As sad as it was to see Sam's and Dean's reactions to her leaving (and I totally get just how painful this was for them), I totally get where Mary is coming from and why she's having trouble not just with a world that she ff'd into, but her sons as adults as well. As has been pointed out, Mary has no experience with her children as grown men. She never got to see them past childhood (and in Sam's case, infancy). She just stepped in and found two grown and badly damaged men who are living the life that she wanted more than anything else to spare them of. And she had the knowledge that all of the things that they've been through are directly a result of her mistakes. That is a lot for anyone to have to shoulder.

So I get why she has to take a step back and try to get her head around things without having the immediate pressure of having to try to reconfigure her "mom" role to two men lost her at such a young age. The peace she'd had in Heaven, with her children and her husband living free from hunting, has been totally shattered.

And I totally get why Dean especially was so hurt by her leaving.
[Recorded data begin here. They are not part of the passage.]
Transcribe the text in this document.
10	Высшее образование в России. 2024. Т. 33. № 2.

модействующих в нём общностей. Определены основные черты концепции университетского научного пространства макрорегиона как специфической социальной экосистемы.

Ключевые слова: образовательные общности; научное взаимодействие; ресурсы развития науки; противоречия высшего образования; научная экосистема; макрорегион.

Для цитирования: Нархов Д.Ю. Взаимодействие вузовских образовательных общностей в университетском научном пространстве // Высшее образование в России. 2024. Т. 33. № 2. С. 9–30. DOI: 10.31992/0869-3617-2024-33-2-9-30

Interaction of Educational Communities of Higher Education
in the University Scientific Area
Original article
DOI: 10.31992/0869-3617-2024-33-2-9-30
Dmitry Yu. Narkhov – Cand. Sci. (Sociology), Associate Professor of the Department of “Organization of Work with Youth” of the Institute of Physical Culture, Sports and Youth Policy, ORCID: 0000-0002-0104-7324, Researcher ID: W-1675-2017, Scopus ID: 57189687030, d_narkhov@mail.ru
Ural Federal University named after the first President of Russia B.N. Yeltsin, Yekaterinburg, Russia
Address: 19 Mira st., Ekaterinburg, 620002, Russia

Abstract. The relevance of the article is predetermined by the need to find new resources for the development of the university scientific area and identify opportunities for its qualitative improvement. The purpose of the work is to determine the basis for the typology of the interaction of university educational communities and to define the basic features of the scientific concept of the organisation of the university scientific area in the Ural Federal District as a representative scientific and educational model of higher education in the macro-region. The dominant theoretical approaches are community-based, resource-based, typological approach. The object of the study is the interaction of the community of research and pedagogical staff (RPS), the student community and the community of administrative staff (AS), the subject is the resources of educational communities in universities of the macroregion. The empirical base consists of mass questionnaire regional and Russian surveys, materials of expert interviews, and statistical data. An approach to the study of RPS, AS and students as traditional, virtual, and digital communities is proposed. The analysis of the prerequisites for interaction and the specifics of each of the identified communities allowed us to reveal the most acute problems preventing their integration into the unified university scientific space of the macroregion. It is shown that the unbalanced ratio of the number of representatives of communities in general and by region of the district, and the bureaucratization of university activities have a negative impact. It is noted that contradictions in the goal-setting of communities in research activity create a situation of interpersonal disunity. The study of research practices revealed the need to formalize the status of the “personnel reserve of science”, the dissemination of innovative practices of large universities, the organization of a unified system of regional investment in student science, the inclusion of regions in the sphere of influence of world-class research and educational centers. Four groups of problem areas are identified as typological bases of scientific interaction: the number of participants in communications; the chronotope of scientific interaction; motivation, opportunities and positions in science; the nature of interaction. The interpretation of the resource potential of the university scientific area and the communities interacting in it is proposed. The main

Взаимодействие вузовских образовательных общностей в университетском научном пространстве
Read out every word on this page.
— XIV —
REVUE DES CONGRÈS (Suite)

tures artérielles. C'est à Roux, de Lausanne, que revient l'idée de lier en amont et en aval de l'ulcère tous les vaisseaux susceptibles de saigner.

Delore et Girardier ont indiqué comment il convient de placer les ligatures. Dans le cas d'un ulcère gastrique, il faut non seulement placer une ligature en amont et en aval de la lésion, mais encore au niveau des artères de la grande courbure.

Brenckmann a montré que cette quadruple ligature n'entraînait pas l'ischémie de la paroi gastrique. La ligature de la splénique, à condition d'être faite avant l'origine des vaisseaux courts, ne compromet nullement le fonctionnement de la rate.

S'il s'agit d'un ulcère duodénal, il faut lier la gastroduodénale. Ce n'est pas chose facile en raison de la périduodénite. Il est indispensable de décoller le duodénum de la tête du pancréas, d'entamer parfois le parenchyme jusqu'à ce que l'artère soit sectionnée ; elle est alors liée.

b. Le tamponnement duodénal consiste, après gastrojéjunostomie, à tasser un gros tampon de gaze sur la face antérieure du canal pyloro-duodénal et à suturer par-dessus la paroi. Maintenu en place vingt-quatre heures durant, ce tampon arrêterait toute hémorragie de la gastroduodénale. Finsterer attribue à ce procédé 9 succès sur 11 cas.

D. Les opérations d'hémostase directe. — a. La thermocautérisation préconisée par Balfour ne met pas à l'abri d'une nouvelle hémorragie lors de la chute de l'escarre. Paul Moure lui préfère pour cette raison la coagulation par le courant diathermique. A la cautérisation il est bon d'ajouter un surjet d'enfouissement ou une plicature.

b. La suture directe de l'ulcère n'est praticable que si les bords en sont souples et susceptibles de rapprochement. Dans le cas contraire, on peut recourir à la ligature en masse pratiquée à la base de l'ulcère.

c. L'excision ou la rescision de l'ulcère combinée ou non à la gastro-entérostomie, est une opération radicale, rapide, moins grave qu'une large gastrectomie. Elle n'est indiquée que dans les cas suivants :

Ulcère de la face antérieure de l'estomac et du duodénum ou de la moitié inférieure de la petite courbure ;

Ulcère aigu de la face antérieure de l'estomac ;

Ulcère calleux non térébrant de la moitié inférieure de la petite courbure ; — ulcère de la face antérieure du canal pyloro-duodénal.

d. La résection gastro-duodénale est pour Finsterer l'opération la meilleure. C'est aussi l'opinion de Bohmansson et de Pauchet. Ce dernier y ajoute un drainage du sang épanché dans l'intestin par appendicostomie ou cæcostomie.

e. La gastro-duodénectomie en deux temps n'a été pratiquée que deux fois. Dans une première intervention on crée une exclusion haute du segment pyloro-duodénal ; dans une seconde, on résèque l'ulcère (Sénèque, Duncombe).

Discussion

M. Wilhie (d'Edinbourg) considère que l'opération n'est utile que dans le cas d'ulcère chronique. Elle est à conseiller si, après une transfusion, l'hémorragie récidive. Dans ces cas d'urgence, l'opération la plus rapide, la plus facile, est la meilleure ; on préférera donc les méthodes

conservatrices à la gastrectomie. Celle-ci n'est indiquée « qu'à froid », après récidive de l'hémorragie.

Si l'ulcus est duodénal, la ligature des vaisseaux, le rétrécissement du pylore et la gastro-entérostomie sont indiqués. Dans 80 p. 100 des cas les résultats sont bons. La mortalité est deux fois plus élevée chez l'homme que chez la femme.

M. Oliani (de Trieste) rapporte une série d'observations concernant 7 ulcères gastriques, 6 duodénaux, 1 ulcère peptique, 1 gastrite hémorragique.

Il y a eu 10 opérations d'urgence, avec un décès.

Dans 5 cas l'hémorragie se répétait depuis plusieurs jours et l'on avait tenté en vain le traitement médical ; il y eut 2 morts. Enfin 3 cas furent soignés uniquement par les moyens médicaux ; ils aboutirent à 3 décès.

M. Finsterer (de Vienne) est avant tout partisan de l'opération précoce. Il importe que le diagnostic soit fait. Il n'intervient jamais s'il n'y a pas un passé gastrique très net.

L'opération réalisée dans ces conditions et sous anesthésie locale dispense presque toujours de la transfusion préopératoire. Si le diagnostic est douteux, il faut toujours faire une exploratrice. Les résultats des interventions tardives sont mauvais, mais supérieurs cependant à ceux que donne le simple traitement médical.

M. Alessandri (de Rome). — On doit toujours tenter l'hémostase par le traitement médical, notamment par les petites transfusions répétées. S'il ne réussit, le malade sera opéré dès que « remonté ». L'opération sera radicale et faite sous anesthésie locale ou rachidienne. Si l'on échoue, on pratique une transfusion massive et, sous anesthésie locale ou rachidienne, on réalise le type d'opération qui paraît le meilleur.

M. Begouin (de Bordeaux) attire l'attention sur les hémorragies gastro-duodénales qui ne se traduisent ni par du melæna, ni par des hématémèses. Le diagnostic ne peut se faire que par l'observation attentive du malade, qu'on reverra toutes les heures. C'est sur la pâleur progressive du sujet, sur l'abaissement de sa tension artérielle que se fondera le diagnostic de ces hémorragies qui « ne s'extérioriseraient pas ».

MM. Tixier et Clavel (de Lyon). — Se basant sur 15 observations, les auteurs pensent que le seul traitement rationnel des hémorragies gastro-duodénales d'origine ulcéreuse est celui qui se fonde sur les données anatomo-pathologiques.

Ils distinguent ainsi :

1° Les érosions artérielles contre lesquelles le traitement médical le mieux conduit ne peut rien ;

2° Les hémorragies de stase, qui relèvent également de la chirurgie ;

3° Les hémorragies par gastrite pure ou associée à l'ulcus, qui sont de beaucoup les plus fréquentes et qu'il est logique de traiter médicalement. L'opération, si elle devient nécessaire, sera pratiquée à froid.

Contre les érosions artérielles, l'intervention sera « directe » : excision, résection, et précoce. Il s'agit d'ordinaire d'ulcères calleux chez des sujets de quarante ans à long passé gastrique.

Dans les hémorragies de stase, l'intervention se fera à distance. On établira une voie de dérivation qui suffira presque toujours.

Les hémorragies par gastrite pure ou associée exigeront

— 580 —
Sam never had any real relationship with her (Mary having died before he could develop any conscious feelings for her). She was always something mythical in his life that he never really knew but missed because he knew that he was supposed to have a mother. He didn't miss her a a person. Dean, on the other hand, did have some early memories of her so he had some more profound feelings of loss after her death. His entire life was totally upended, whereas Sam's earliest memories were of Dean and John on the road. Sam feels real loss, but Dean (understandably) feels real rejection.

So hurt feelings all the way around, no one really right or wrong and the potential for them to come together on more certain ground later on.